3. Россия не спасётся провинцией – это самообман и большевистское непобедимое крючкотворство, ибо давно смешались границы столичной и провинциальной русской дури, а столичная пошлость, достигнув наших дальних берегов, становится лишь громогласней, вычурней и отвратительней. Если бы Вы знали, сколько по нашим сибирским шинкам и бардакам кривляется, вопя под Пугачёву, Леонтьева, Понаровскую и прочая, прочая. Вот под наших земляков – певца Хворостовского или скрипача Третьякова не поют и не играют – тут талант и труд нужен. Потуги выглядеть «иностранцами», обрядившись во всё модное, или исчужа завезённые замашки мотов и дэнди выдают в провинции всё того же незабвенного Яшку-артиллериста, а нахватанность «культуры» и умение подать себя – другого «Якова верного, холуя примерного», у которого и болесть-то «подагрой называется». Остаться же самим собой возможно везде, мне это давалось всегда без большого усилия. Наверное, как-то сама природа заботится об этом, и не надо её изгонять и сопротивляться, подделываясь под сиюминутные ветродувы.

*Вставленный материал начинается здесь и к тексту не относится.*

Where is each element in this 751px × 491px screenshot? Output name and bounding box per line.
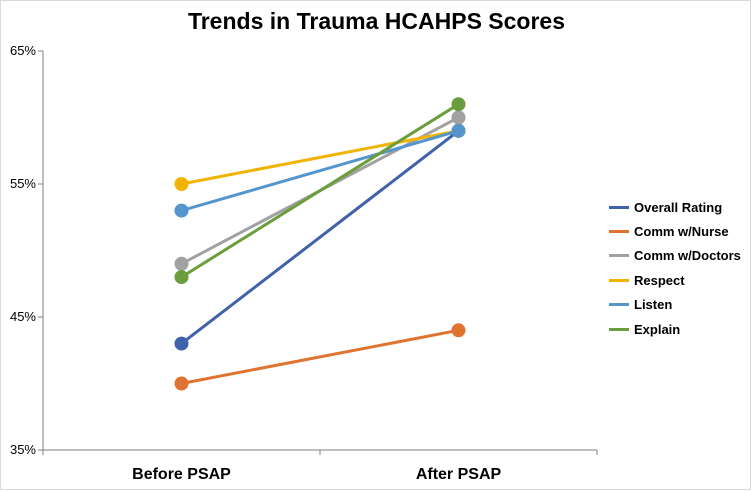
y-tick-label: 65%	[10, 43, 36, 58]
legend-swatch	[609, 230, 629, 234]
y-tick-label: 45%	[10, 309, 36, 324]
chart-title: Trends in Trauma HCAHPS Scores	[187, 8, 566, 34]
legend-item: Comm w/Nurse	[609, 219, 741, 243]
legend-label: Explain	[634, 321, 681, 337]
data-point	[174, 376, 189, 391]
series-line	[180, 129, 460, 345]
y-tick-label: 55%	[10, 176, 36, 191]
series-line	[181, 129, 459, 213]
legend-label: Comm w/Nurse	[634, 224, 729, 240]
legend-item: Explain	[609, 317, 741, 341]
legend-label: Listen	[634, 297, 673, 313]
data-point	[174, 177, 189, 191]
legend-swatch	[609, 327, 629, 331]
x-tick-label: Before PSAP	[132, 466, 231, 483]
x-tick-label: After PSAP	[416, 466, 502, 483]
legend-label: Respect	[634, 272, 685, 288]
legend-swatch	[609, 303, 629, 307]
data-point	[174, 203, 189, 218]
series-line	[180, 102, 460, 279]
legend-item: Comm w/Doctors	[609, 244, 741, 268]
legend-label: Overall Rating	[634, 199, 723, 215]
y-tick-label: 35%	[10, 442, 36, 457]
legend: Overall Rating Comm w/Nurse Comm w/Doctors…	[609, 195, 741, 341]
legend-swatch	[609, 278, 629, 282]
series-line	[181, 129, 459, 186]
legend-item: Listen	[609, 293, 741, 317]
series-line	[181, 328, 459, 385]
legend-label: Comm w/Doctors	[634, 248, 741, 264]
data-point	[174, 336, 189, 351]
data-point	[451, 97, 466, 112]
legend-swatch	[609, 254, 629, 258]
data-point	[451, 123, 466, 138]
data-point	[451, 110, 466, 125]
data-point	[451, 323, 466, 338]
legend-item: Overall Rating	[609, 195, 741, 219]
legend-swatch	[609, 205, 629, 209]
legend-item: Respect	[609, 268, 741, 292]
data-point	[174, 270, 189, 285]
data-point	[174, 256, 189, 271]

Другое дело – мировоззрение. Конечно же, оно не может не изменяться, порождая душевные и прочие противоречия. И чем больше дано человеку, тем подвижней, тем изменчивей и сложнее его мировоззрение. В русской литературе самый противоречивый гигант её – Лев Толстой. Его уход из дома в глубокой старости мой покойный друг критик Александр Макаров в одном из писем ко мне назвал «юношеским поступком», и я с ним совершенно согласен. Даже бревно меняется со временем: гниёт, тлеет, рассыпается. Лишь большевики не меняются и настаивают на неизменности общества, но и они попали в «застой», и поэтому от них несёт запахом разлагающегося трупа, который от немеркнущей злобы всё ещё пытается взлягнуть ногой и укусить чего-нибудь живое.
4. Нет, не надо преувеличивать значения провинции в нашей жизни, тут почище и почестней маленько, чем в столицах, но по-прежнему царит непробудное пьянство, уремная тьма и трусость, желание хапнуть и не попасть, фамусовская угодливость, ноздрёвская бойкая хамовитость и наглость да неукротимая тупость Собакевича.